The White House, with the 1984 election year looming, found this cornucopia of youthful ethnically balanced pre-selected student excellence hard to resist and offered the idea of a scene with the President and a small group of students for use in the commercial series.
This ultimately successful Dever-finessed pre-Fowler effort to massage the Equal Time provisions was met with predictable executive glee as student stars were refigured into Gipper co stars.
Complicated planning suddenly exploded as a presidential event was created and jammed into the projected day’s concluding luncheon and each commercial’s triumphant ending.
As this event was post Hinckley, security was super tight for that time.
Everyone, staff and students, went through background checks and ultimately a metal detector.
We were told that the President’s feet could not touch the ground at the outdoor luncheon and so raised platforms had to be constructed from where the President would alight from his limousine to the podium where he would speak.
It was also mandatory that blue curtains be erected to line the presidential path from car to podium guaranteeing a flattering backdrop for the presidential head.
The selection of the students who would shake hands with the President became a top-secret eyes-only activity.

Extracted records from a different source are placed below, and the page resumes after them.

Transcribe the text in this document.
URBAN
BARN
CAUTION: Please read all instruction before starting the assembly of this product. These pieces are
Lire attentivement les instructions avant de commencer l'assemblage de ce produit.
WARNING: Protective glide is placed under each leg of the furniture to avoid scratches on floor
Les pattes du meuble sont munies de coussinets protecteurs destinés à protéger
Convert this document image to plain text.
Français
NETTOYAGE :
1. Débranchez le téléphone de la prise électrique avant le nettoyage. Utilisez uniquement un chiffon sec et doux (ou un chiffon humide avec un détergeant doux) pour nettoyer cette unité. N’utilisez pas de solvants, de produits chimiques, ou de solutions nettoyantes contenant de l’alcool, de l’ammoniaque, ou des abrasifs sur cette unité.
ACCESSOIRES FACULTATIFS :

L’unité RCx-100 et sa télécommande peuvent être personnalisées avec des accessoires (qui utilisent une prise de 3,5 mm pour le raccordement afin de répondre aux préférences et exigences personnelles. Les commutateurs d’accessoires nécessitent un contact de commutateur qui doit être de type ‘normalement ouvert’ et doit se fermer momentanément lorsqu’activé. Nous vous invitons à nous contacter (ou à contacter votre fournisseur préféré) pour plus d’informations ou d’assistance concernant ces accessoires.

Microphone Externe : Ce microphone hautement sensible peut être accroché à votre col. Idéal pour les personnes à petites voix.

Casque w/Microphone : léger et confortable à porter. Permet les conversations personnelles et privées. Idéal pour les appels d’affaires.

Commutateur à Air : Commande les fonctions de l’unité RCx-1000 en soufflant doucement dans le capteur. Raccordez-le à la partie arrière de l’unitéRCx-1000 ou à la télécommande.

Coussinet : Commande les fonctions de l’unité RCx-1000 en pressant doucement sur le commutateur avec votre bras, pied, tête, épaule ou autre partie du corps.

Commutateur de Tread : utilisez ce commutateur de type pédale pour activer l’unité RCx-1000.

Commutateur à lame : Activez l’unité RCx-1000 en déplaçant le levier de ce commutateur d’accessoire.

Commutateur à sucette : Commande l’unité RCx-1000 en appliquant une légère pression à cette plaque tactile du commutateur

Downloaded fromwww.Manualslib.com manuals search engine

The Observatory’s most senior political residents were, excepting an edict to keep the kiddies off the clay court, surprisingly invisible during this event.
The day and the commercials, while nearly returning my humble person to a hospital bed, ended with the success my talented programming staff and I usually guaranteed regardless of obstacle.
The day’s weather could not have been more beautiful nor the students more charming.
The President arrived with a crash of sirens and an explosion of media and chase cars.
A logistical error had positioned the national press behind my group of Presidential hand shakers.
Irate diva photographers, not knowing the plan, kept yelling for the students and myself to get out of the way.
My poor still bandaged back throbbed.
I was exhausted and unsure what to do.
The President caught my eye, looked at squawking press, returned his gaze, nodded and winked.
I smiled, nodded and told the anxious kids to stay put until it was time to shake Reagan’s hand.
Just as quickly the day ended with press and President vanishing like a coach at midnight as I headed to edit booths with reams of videotape.